J’espère que je ne me suis pas rouillé. Je me rue hors de ma planque et je me jette à califourchon sur la rampe de fer.

Je franchis la distance quatorzième-troisième en quatre secondes deux dixièmes (et encore sont-ce des dixièmes de la Loterie nationale). Je poursuis ma vertigineuse descente. La rampe de fer me brûle les doigts et l’entrejambe. Je vais avoir le valseur porté à l’incandescence. D’un coup de reins je modifie mon centre de gravité histoire d’être cuit à point sur toute ma surface portante (et bien portante, croyez-moi, mesdames). J’appréhende néanmoins les conséquences de mon exploit. Vous le voyez, mes belles, carbonisé du sous-sol, votre valeureux camarade de sommier ?

Avoir les précieuses ridicules, ç’a toujours été mon cauchemar.

D’un coup de périscope je m’affranchis sur ma position.

Me voici à la hauteur du cinquième. J’entends, en bas, le glissement bien huilé de la porte de l’ascenseur qui s’ouvre et se referme.

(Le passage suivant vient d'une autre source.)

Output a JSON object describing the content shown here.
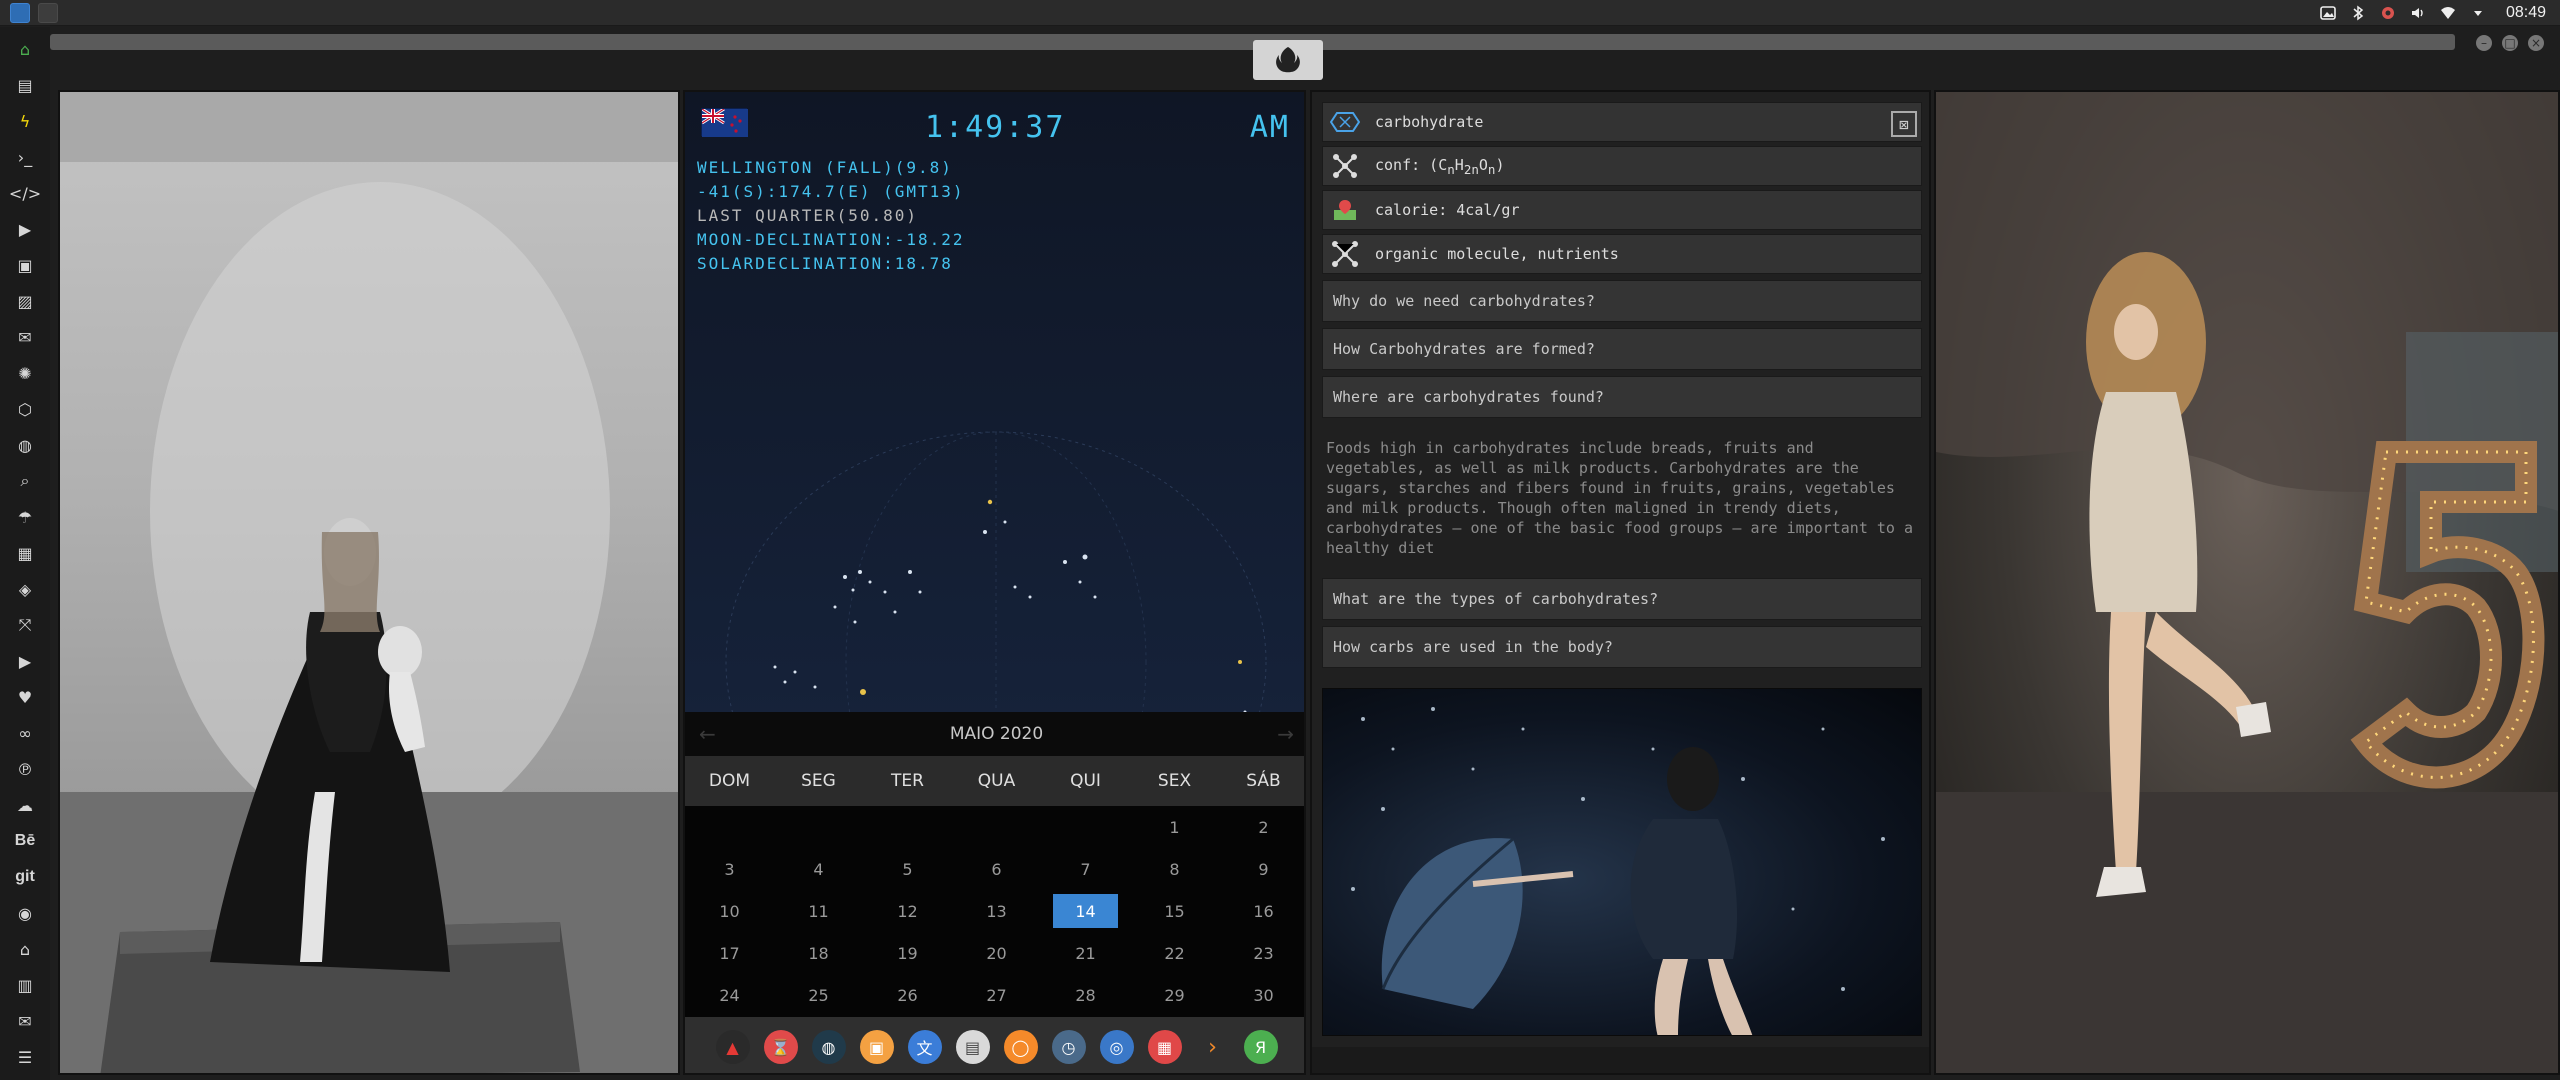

— Allez, San-A., du cran !

C’est un exploit de se rendre plus lourd qu’on ne l’est. Reconnaissons au passage que c’en est un autre encore plus difficile que celui qui consiste à s’alléger. Demandez à Gabriello ce qu’il en pense.

Je dois avoir la peau des mains entamées. Celle du gyroscope aussi, probable.

Un dernier effort. Mon altimètre indique que l’atterrissage est proche.

En effet, il se produit avec une certaine violence, because la rampe ne se termine pas par une boule, mais par une délicate volute retournée qui me catapulte les quatre fers en l’air. C’est pas un atterrissage mais un alunissage.

Alunissons à l’unisson, les gars.

Je me relève. Mon verre de montre n’est pas brisé, pourtant j’ai l’impression que je viens de traverser les steppes sibériennes à cheval. Je fonce hors de l’immeuble. Le gardien roupille comme un bienheureux qui aurait pris du somnifère. La porte vitrée du tambour bat encore (la charge puisque c’est une porte-tambour).

Je me détranche sur le seuil. Mouvement gauche-droite façon girouette.

Petit Marcel remonte la rue Chanez à petites — mais rapides — enjambées.

Je le file à distance. Je m’imagine qu’il va grimper dans sa charrette sans doute remisée dans les abords, ou bien qu’il va fréter un bahut ; mais pas du tout. Monsieur vire à droite et se dirige vers une rue discrète. Le matin aux doigts d’or commence à déchirer les voiles de la nuit, comme l’eût si bien écrit Victor Hugo, qui tenait le rayon des voiles nocturnes à la grande kermesse du romantisme.

Dans l’aube discrète palpite l’enseigne verte d’un hôtel.

Petit Marcel s’engage sous le porche de l’établissement. J’attends un chouïa, puis je m’avance à mon tour. Au fronton de l’usine à dorme, une plaque de marbre noir héberge des caractères dorés : « Hôtel Saint-Martin ».

À travers les vitres embuées, je distingue un maigre hall classique, au fond duquel brille une veilleuse.

Je bigle en VistaVision la façade de l’hôtel. Toutes les fenêtres sont éteintes, mais au second étage, juste comme je fais cette remarque, un rectangle lumineux bondit dans l’ombre.

Petit Marcel est allé rendre une visite matinale à un pote. Que doit faire votre San-A. dans un pareil cas ?

N’ayant pas sous la main le Manuel du parfait petit San-Antonio sur le sentier de la guerre, j’improvise. À savoir que, d’une dextre décidée, je pousse la porte.

Dans un fauteuil d’osier, un type à cheveux blancs et à œil noir est assis, les quilles roulées dans une couvrante.

Il me regarde pénétrer avec autant d’enthousiasme que si on venait lui annoncer qu’il faut lui faire l’ablation du foie et de la rate.

Pour éviter des bavardages inutiles, je lui cloque ma carte en l’orientant côté lumière pour qu’il puisse la lire commodément.

— Je suis presbyte, dit-il.

— Et moi j’ai eu un collègue américain qui était presbytérien, dis-je en reculant le morcif de bristol.

Il lit, hoche la tête.

Ce dabe a passé sa vie dans les hôtels, et pas comme client.

Il connaît la musique. Pas besoin de lui faire un graphique avec commentaire enregistré au magnéto.

— Le type qui vient d’entrer a demandé M. Landowski, fait-il. Chambre 203, comme Peugeot. Dois-je vous annoncer ?

Et de l’humour avec ça, le fossile. À ces heures induses, je lui tire mon bitos.